"This was the last completed novel that Dickens wrote before he died and I believe it's his masterwork. It is also the great novel about London and all its strata of social types. Funny, complex, dark in places, it gives us a tantalising indication of what direction Dickens' writing might have taken had he lived longer." - William Boyd
Upon his death, an old miser leaves his fortune to his son, who at the time is away from the country, on condition that he marries Bella Wilfer, a woman he has never met. As he is presumed dead, the inheritance goes to Boffin, the miser's former servant, but John is in fact alive and intrigues himself into the life of the Boffins as secretary John Rokesmith. Through twists and turns, he wins Bella's love and marries her, finally revealing his true identity and taking possession of his father's fortune.


Short Stories

By Anton Chekhov

"Anton Chekhov is regarded as the greatest ever writer of short stories and the mature stories he wrote in the last decade of his life and unrivalled. Clear-eyed, wry, wise, very modern in spirit, Chekhov looks at the human condition in all its absurd tragi-comedy and refuses to judge. After Chekhov all short writing changed. His influenced is massive." - William Boyd
Regarded as the greatest author of short stories, Anton Chekhov changed the genre itself with his spare, impressionistic depictions of Russian life and the human condition. From characteristically brief, evocative early pieces ... to his best-known stories ... Chekhov’s short fiction possesses the transcendent power of art to awe and change the reader' - from Penguin Random House's edition of Selected Stories of Anton Chekhov (2000).


A Far Cry From Kensington

By Muriel Spark

"I love Muriel Spark's short, spiky novels, all distinguished by her unique comic tone of voice. A Far Cry is my particular favourite, and is surprisingly autobiographical, its protagonist being very similar to the young Muriel Spark herself. Funny, astringent, shrewd, her take on life is wonderfully bracing." - William Boyd
Inspired by her own experience as a literary editor in London, the book tells the story of Agnes (Nancy) Hawkins, an editor working for a failing publishing house. Looking back on her past, Nancy recalls her struggling days in South Kensington, losing her job and getting embroiled in a mysterious affair involving blackmail, anonymous letters, and worse...



By Evelyn Waugh

"I believe Evelyn Waugh's comic novels are his greatest achievements and Scoop is pre-eminent amongst the four or five classic comedies he wrote. Scoop is an almost perfect comic novel set in the world of 1930s journalism, very funny, wickedly accurate and beautifully, economically written." - William Boyd
Lord Copper, newspaper magnate and proprietor of 'The Daily Beast', is convinced that he has found the perfect young reporter to cover the crisis in the African Republic of Ishmaelia. William Boot, a nature contributor to the newspaper, finds himself mistaken for his remote cousin and popular novelist and sent to East Africa to report on the war.

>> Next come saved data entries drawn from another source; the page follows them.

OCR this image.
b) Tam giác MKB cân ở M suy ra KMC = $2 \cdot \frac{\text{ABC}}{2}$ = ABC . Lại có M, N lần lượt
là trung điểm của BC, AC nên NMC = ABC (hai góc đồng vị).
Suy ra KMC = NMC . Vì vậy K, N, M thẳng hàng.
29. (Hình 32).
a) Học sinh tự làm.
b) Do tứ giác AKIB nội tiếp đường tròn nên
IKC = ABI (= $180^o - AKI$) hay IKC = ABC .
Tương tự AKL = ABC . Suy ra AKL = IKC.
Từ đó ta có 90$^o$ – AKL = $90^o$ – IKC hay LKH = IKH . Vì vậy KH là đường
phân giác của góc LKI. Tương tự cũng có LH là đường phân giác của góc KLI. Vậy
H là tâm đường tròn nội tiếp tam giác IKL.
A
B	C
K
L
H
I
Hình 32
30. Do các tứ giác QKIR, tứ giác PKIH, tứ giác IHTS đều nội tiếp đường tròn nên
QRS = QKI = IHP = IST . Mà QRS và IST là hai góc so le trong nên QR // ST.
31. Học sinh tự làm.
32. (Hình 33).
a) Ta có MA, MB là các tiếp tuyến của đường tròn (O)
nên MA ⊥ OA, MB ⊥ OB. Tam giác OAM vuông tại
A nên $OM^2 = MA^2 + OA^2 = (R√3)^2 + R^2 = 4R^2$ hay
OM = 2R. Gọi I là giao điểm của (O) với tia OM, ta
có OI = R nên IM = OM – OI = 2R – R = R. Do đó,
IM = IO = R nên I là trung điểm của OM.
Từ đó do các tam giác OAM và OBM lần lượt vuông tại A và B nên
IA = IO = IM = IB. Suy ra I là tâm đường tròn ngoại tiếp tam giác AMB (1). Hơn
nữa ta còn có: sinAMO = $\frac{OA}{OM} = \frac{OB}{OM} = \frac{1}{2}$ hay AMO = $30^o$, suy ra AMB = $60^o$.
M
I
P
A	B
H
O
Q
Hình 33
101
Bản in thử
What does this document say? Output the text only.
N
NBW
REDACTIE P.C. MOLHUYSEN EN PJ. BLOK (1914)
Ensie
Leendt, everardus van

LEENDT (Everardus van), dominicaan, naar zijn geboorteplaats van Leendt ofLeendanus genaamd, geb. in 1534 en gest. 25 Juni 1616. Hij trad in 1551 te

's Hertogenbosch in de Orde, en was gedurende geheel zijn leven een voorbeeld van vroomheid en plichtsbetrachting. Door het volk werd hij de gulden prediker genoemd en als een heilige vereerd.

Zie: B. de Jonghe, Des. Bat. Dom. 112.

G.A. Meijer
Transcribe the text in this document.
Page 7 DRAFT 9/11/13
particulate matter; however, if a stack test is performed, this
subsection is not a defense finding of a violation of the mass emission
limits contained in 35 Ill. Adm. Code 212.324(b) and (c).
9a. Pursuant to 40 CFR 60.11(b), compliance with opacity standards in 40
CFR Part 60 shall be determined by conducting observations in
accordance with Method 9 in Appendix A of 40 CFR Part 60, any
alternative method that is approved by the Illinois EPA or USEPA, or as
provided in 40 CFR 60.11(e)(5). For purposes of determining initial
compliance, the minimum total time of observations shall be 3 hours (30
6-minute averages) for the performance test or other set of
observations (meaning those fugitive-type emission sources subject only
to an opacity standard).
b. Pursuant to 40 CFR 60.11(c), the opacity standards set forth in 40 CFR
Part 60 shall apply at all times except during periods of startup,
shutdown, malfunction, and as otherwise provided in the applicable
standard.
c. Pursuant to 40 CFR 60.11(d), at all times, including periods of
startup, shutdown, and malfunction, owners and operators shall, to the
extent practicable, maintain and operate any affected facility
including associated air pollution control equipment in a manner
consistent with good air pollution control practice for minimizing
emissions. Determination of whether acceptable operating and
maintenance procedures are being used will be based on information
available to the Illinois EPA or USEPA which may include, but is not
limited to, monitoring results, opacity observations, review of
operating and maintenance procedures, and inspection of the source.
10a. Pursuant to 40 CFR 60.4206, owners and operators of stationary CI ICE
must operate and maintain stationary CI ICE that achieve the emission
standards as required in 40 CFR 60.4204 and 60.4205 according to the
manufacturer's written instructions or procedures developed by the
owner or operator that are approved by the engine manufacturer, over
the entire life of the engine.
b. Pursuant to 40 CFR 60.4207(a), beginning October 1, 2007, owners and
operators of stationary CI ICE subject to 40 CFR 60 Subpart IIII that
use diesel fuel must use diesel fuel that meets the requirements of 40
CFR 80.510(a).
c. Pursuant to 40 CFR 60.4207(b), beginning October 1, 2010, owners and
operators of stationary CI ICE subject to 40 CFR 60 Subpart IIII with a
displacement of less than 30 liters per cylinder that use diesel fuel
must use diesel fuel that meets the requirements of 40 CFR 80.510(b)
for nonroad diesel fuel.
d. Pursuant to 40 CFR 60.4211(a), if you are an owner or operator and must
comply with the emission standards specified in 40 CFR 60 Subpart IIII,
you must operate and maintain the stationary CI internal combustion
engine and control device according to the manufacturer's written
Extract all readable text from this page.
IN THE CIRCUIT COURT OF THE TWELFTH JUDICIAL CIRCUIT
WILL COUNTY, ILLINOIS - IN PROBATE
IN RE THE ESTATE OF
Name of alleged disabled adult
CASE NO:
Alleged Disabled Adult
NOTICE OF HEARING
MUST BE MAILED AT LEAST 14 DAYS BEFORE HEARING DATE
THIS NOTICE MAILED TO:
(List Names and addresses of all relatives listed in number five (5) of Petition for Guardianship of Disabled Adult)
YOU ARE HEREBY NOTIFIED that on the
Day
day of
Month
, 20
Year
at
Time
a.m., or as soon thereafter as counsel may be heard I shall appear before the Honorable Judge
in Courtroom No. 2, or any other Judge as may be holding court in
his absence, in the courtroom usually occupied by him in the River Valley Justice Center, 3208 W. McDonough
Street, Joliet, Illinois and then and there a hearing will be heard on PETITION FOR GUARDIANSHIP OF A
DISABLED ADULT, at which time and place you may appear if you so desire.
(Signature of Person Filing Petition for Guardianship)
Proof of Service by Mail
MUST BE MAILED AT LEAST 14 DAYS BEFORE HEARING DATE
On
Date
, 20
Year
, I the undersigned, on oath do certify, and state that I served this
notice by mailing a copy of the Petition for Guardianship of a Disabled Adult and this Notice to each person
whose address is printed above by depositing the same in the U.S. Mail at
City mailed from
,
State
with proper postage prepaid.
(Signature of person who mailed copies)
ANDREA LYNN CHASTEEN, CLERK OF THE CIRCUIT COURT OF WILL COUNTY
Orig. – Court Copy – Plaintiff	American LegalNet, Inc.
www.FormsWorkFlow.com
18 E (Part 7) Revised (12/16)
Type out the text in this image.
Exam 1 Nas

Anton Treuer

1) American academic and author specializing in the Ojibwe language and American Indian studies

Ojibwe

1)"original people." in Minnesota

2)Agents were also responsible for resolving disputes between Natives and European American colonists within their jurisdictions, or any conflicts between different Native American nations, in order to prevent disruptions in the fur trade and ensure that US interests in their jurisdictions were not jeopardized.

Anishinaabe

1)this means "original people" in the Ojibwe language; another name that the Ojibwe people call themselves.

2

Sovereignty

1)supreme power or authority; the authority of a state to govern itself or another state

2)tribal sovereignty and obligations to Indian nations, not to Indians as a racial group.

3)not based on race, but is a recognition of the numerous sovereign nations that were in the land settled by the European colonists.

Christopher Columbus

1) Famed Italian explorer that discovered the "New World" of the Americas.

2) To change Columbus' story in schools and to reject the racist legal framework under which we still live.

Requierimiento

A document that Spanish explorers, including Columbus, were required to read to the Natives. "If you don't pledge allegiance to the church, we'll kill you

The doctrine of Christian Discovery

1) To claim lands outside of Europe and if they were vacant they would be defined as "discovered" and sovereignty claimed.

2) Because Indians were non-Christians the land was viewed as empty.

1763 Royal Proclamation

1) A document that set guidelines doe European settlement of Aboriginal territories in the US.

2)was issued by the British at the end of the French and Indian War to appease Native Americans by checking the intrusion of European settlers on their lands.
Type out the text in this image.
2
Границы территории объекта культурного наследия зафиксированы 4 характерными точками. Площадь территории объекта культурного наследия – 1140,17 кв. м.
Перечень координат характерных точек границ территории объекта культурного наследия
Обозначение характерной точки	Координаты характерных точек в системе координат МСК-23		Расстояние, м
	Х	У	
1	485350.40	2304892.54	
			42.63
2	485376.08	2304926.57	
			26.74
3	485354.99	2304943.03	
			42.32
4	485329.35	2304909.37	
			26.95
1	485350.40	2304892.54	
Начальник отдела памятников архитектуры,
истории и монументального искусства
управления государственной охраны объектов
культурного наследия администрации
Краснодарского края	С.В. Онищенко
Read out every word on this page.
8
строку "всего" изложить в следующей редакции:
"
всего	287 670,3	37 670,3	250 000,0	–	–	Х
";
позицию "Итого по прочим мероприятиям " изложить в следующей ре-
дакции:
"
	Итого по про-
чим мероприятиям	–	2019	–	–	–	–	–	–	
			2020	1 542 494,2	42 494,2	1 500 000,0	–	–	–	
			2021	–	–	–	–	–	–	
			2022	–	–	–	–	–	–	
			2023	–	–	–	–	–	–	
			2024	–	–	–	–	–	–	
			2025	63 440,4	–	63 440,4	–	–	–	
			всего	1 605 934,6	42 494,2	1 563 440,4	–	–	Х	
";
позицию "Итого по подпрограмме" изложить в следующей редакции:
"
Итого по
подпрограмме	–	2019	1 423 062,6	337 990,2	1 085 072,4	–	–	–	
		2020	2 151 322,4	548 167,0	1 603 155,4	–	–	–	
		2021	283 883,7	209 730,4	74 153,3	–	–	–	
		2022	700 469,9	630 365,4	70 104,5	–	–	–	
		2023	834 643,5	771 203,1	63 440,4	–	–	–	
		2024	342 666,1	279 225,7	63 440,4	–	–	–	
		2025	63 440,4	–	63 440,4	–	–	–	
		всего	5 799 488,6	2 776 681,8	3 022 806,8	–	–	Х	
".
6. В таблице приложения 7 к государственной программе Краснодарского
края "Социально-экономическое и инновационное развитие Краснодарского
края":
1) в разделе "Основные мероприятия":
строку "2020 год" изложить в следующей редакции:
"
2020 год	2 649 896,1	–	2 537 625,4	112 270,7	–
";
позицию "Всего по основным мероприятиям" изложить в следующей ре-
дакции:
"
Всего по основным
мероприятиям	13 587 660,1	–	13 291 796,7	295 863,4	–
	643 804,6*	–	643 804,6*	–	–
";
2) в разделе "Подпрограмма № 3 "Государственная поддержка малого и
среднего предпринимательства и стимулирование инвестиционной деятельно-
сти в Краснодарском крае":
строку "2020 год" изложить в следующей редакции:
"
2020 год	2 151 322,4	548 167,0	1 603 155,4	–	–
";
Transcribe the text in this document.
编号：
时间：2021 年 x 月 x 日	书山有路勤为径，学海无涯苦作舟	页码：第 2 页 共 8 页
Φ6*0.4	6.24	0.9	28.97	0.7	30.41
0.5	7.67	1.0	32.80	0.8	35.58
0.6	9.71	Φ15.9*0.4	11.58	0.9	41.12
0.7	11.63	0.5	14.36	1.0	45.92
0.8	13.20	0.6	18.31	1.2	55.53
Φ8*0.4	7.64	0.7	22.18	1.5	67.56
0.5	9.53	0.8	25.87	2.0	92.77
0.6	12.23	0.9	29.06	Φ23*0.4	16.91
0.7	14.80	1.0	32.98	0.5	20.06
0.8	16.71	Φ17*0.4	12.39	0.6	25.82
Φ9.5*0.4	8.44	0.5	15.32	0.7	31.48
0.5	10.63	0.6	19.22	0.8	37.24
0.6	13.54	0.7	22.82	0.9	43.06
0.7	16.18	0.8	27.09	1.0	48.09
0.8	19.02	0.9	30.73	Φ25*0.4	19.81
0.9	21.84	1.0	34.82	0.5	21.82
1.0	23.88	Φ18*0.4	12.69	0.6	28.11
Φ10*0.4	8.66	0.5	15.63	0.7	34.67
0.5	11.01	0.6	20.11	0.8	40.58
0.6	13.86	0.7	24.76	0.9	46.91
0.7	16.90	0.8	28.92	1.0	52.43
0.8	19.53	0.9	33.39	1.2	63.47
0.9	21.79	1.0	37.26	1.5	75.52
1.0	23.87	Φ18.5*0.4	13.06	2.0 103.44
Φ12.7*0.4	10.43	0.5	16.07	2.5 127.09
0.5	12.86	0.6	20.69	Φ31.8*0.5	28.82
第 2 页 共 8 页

In this comedy of mistaken identities, Waugh explores the frenzied pursuit of a good scoop at all costs.


Pale Fire

By Vladimir Nabokov

"This is a unique novel that could only have been written by Nabokov. It takes the form of a 999-line poem in rhyming couplets with the addition of a long 'learned' commentary on the meaning behind the verse. Don't be put off by the form - the style of writing is sheer aesthetic pleasure and it is also one of the funniest novels ever written." - William Boyd
'The American poet John Shade is dead; murdered. His last poem, Pale Fire, is put into a book, together with a preface, a lengthy commentary and notes by Shade's editor, Charles Kinbote. Known on campus as the 'Great Beaver', Kinbote is haughty, inquisitive, intolerant, but is he also mad, bad - and even dangerous? As his wildly eccentric annotations slide into the personal and the fantastical, Kinbote reveals perhaps more than he should.' From Penguin Classics' edition (2000).


Jungle Book

By Rudyard Kipling

Children's book. Mowgli is saved by Father Wolf and Mother Wolf from the clutches of the tiger Shere Khan. The Wolves rear the child as their own, but, as he grows up, he will have to learn to defend himself and, with the help of Bagheera the panther and Baloo the bear, will eventually face the fearsome Shere Khan.


Children's book. On an ordinary summer's afternoon, as she sits on the riverbank with her sister, Alice notices something quite odd: a talking white rabbit, clothed and holding a pocket watch, running past her. Curious, Alice follows him down a rabbit hole, and tumbles down into a strange world, full of even stranger characters.